I am going to keep working the underground to try and get me reinstated to the Nepal Democracy Forum. But I already have had people call me and suggest the comments sections of this very blog would be a better forum. For one, it would be open. I dig the idea, kind of. There are less than five active people at that forum in the first place. This blog has a much wider readership than that forum.
But I do want to be reinstated.
Another thing that came up is quite a few people at that forum are leery of attaching their names to the work being done. It is perfectly okay for them to work anonymously or to not work at all. But they go one step further: they stop the work! They get in the way! They will not do it themselves, and they will not let others do it. And these are people with sound democratic credentials. Speed of execution of plans is not an issue to some of these revolutionaries.
I believe I have given sound answers to every single criticism that got heaped my way. And if there are more, I would be more than happy to take them in the comments section right here. Criticisms on fundraising methods, criticisms on hiearchies within the movement work, I have dealt with them all. If you want to glow brighter than me, put in the hours. Don't begrudge that I am glowing. As far as I am concerned, publicity is the biggest chunk of the work. The more noise we make, the better for the freedom fighters in Nepal. So don't be complaining that we are partly succeeding.
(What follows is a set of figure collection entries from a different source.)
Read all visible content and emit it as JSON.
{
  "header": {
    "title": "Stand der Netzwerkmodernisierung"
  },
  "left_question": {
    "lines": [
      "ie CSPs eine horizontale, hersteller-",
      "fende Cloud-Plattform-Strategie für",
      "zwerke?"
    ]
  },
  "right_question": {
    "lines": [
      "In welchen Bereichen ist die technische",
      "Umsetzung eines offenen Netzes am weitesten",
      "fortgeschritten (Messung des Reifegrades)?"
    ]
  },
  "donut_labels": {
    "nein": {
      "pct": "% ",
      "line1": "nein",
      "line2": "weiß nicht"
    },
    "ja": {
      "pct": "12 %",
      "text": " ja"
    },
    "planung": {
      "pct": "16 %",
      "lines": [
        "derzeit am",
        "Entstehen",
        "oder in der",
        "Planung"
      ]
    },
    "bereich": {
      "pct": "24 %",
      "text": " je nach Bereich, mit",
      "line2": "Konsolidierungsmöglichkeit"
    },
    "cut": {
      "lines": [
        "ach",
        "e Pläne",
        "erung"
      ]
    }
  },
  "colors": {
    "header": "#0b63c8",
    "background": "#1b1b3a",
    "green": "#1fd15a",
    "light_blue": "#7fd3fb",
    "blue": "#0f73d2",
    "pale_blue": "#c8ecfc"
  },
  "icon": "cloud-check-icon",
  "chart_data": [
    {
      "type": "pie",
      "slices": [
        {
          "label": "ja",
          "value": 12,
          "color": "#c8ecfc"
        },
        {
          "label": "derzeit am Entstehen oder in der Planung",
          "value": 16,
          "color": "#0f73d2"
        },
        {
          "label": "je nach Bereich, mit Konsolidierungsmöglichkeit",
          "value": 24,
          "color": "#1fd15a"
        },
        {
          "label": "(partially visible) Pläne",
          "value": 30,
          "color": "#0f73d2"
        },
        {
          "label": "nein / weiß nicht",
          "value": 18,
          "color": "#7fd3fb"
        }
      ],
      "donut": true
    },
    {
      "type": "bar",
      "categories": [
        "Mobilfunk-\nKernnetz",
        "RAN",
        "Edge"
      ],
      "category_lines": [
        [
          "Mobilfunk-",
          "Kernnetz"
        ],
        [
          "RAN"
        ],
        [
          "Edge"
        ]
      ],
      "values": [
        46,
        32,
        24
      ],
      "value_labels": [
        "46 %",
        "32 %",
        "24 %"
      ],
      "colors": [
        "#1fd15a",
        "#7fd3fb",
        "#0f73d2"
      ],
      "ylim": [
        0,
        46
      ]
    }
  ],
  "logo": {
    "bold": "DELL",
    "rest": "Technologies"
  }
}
And there is to be no compromise on free speech. It is weird that so many Nepalis with such advanced degrees from major American institutions do not get free speech. Free speech does not come with ifs and buts. I have heard some really weird excuses. "Oh, but we are family." "We are just a group of friends." "What you are saying is right, what is not right is the way you are saying it." "Such and such has such and such degree from such and such place." It is okay to say all those things and more, but it is not okay to say that or anything else and go ahead and curb free speech. If you disagree, you express your disagreement, you don't proceed to shut up the other person.
Maybe the seven party alliance and the diaspora Nepalis are not that different from each other.